Ганнибал сложил сцепленные руки на колено, закрыл глаза, снова посмотрел на Уилла.
— Что с тобою было всё это время? Где ты… был?
— Это очень хороший вопрос, доктор Лектер, — Уилл поднял руку и растёр губы, — но я не знаю, где я был и что со мною было, до того как я получил тело и возможность снова влиять хотя бы на физический мир. Неплохое тело, кстати, не находите?
Лектер обошёл провокацию.
— Я думал, ты покинул меня, потому что быть царицей мрачного царства всё же показалось тебе пугающей перспективой. Я боялся, что твоё исчезновение — дело твоих же рук. Это разбило мне сердце.
— Ох, нет же… — Уилл опустил ноги с кресла и подался вперёд.
Он снова вспомнил, что пару недель тому, после неудавшегося поцелуя, оставил Лектера будучи не то чтобы не в духе. Его охватили не только чувства стыда и беспомощности, но и гнева. Кроме ярко выраженных и определяемых чувств, Уилл изнывал от изводящего, долго сдерживаемого желания, подступавшего к самым ключицам и не дающего свободно дышать. Вся осмысленная жизнь Персефоны Уилла Грэма была сосредоточена на достижении определённой цели: соединиться со своим богом. Во всех мыслимых понятиях, будь то метафоричность союза цикла «жизнь-смерть» или физическая близость Уилла Грэма с доктором Ганнибалом Лектером.

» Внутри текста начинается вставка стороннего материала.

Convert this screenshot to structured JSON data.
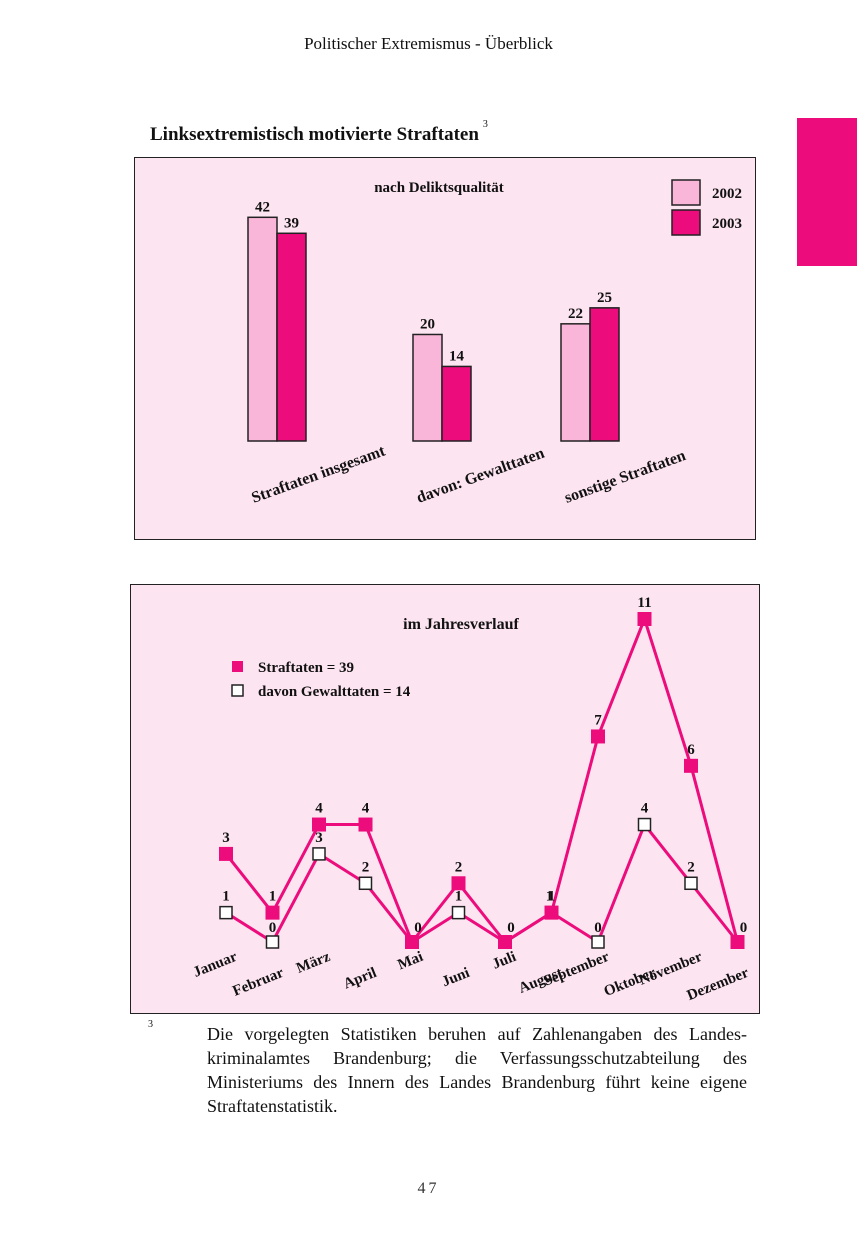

Можно, можно было дать себе вспомнить, что та бесконечность, которую Персефона провела в ожидании, невероятно длиннее и страшнее нескольких недель, в течение которых она и Уилл подбирались к цели. Но именно эта бесконечность исчерпала чашу терпения.
Уилл быстрым шагом, торопясь, пересёк Плезант-Вью-Гардэнз и вывернул на Пратт-Стрит, уже зная, кому сейчас мало не покажется.
«Не может этого быть», — категорично сказала Фрэдерика, как только открыла дверь и увидела, кто стоит на пороге и звонит в дверь.
«Нам надо поговорить», — без «привет, как дела» взял быка за рога Уилл.
«Прости, сейчас не могу. Я занята, срочно лежу на диване», — сложила в очень приторной улыбке губы Фрэдерика и попыталась закрыть дверь.
«Нам надо поговорить. Сейчас», — Уилл выбросил руку, схватил купидона за локоть и выволок на крыльцо.
«Чего тебе ещё от меня надо?» — зашипела та, отнимая локоть, но сдавшись.
«Твоя стрела не работает».
«Да ну нахуй, Уилл. Быть такого не может. Всегда работала. Кого ни подстрели. Люди еблись с людьми, боги еблись с людьми, львы еблись с орлами, орлы с лошадьми…»
«Орлы с лошадьми?!» — шёпотом возмутился Уилл.
«Пегасы, Уилл, прекрасные пегасы получаются после такого, между прочим. И охрененные грифоны. Таковы стрелы купидона».
«Что за безвкусица», — сморщил нос Грэм.